C'est notion de démocratie et de liberté présentée sous l’angle particulier sous lequel le pouvoir nord-américain les comprend et présenter comme des bénéfices qui ne sont pas permanent, armes et doivent être préservés. Fais partie de la logique qui soutient l'impérialisme nord-américain. L'évolution des empires dans l'histoire montre le passage de la reconnaissance la plus dépouillée du fait qu'ils agissaient au nom du pouvoir et de la gloire jusqu'à présenter leurs entreprises de rapide comme des campagnes humanistes et civilisatrices.

L'esprit protestant et la profonde religiosité imposent un signe moral sur toutes les actions de l'empire nord-américain. Pour justifier des guerres grossières pour le pétrole ou d'autres ressources naturelles, ils construisent des récits dans lesquels le bien lutte toujours contre le mal.

Pour préserver la liberté et la démocratie et apporter ces hautes conquêtes de l'esprit humain à d'autres peuples sur la face de la terre, les États-Unis possèdent des flottes sur les océans et des centaines de base militaires dans le monde entier. Ce n'est pas vulgaire impérialisme mais, comme dirait le philosophe Rubio, une défense des droits accordés par le créateur. La paix grâce à la force est une mission divine.

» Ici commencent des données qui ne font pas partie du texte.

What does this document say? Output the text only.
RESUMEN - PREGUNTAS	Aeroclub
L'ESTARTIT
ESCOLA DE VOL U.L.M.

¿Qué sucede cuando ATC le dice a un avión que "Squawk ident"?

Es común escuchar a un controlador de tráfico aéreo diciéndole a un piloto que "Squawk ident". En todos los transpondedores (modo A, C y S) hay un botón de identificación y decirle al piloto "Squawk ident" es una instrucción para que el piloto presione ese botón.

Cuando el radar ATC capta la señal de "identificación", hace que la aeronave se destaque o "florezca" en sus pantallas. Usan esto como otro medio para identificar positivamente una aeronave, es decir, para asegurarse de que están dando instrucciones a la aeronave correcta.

Et la liberté voyages sur la la pointe des fusils des marins nord américains.

Ces notions simples, présentées comme de véritables pré-idéologies,  sont celles qui font bouger toute la rhétorique du pouvoir aux États-Unis.

En faisant appel à elles, le secrétaire d'État donne un prix à un agent financé par eux, renforce le blocus contre Cuba, persécute les brigades médicales qui sauvent des vies dans des dizaines de pays ou envoie ses armées dans les Caraïbes pour menacer le Venezuela en inventant un cartel fictif.

En vérité, si on regarde l'histoire, nous pouvons affirmer catégoriquement que le mieux pour les peuples, c'est que jamais ne descendent sur cette combinaison mortelle de liberté et de pax americana avec son étoile de destruction et de mort.